Book description
Sharon Olds completes her cycle of family poems in a book at once
intense and harmonic, playful with language, and rich with a new
self-awareness and sense of irony.
The opening poem, with its sequence of fearsome images of war,
serves as a prelude to poems of home in which humour, anger, and
compassion sing together with lyric energy - sometimes comic,
sometimes filled with a kind of unblinking forgiveness. These songs of
joy and danger - public and private - illuminate one another. As the
book unfolds, the portrait of the mother goes through a moving
revision, leading us to a final series of elegies of hard-won
mourning. One Secret Thing is charged throughout with Sharon
Olds's characteristic passion, imagination, and poetic power.
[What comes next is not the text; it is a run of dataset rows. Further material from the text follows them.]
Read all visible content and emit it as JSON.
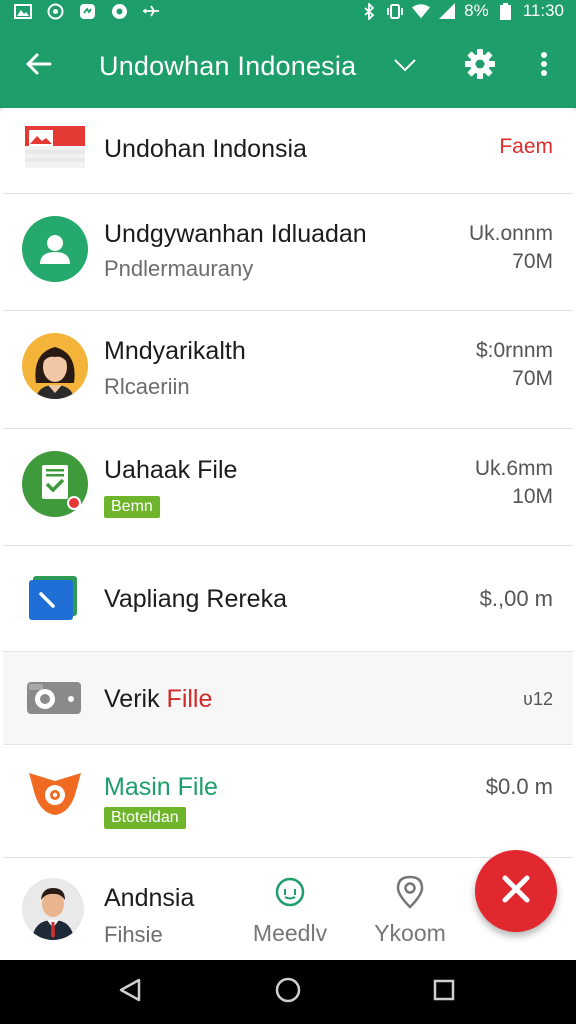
{
  "status_bar": {
    "time": "11:30",
    "battery": "8%",
    "left_icons": [
      "gallery-icon",
      "whatsapp-icon",
      "messenger-icon",
      "chat-icon",
      "airplane-icon"
    ],
    "right_icons": [
      "bluetooth-icon",
      "vibrate-icon",
      "wifi-icon",
      "signal-icon",
      "battery-icon"
    ]
  },
  "app_bar": {
    "title": "Undowhan Indonesia",
    "icons": [
      "back-arrow-icon",
      "chevron-down-icon",
      "gear-icon",
      "more-vert-icon"
    ]
  },
  "rows": [
    {
      "title": "Undohan Indonsia",
      "meta1": "Faem",
      "avatar": "indonesia-flag-icon"
    },
    {
      "title": "Undgywanhan Idluadan",
      "subtitle": "Pndlermaurany",
      "meta1": "Uk.onnm",
      "meta2": "70M",
      "avatar": "person-icon"
    },
    {
      "title": "Mndyarikalth",
      "subtitle": "Rlcaeriin",
      "meta1": "$:0rnnm",
      "meta2": "70M",
      "avatar": "woman-avatar-icon"
    },
    {
      "title": "Uahaak File",
      "badge": "Bemn",
      "meta1": "Uk.6mm",
      "meta2": "10M",
      "avatar": "document-check-icon"
    },
    {
      "title": "Vapliang Rereka",
      "meta1": "$.,00 m",
      "avatar": "folder-icon"
    },
    {
      "title_part1": "Verik",
      "title_part2": "Fille",
      "meta1": "ʋ12",
      "avatar": "camera-icon"
    },
    {
      "title": "Masin File",
      "badge": "Btoteldan",
      "meta1": "$0.0 m",
      "avatar": "orange-logo-icon"
    }
  ],
  "bottom": {
    "profile_title": "Andnsia",
    "profile_sub": "Fihsie",
    "nav": [
      {
        "label": "Meedlv",
        "icon": "chat-bubble-icon"
      },
      {
        "label": "Ykoom",
        "icon": "location-pin-icon"
      }
    ],
    "fab_icon": "close-icon"
  },
  "colors": {
    "primary": "#1e9e6a",
    "accent_red": "#e0282e",
    "badge_green": "#6fb52c",
    "green_text": "#1e9e6a"
  }
}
Sharon Olds was born in San Francisco, and educated at Stanford and
Columbia universities. Her first book,
Satan Says
(1980), received the inaugural San Francisco Poetry Center Award. Her
second,
The Dead and the Living
, was both the Lamont Poetry Selection for 1983 and winner of the
National Book Critics Circle Award.
The Father
was shortlisted for the T. S. Eliot Prize in England, and
The Unswept
Room
was a finalist for the National Book Award and the National Book Critics
Circle Award.
Stag's Leap
won the T. S. Eliot Prize in 2012. Olds teaches in the Graduate Creative
Writing Program at New York University and is one of the founders of
NYU's writing workshops for residents of Goldwater Hospital, and for
veterans who served in Iraq and Afghanistan.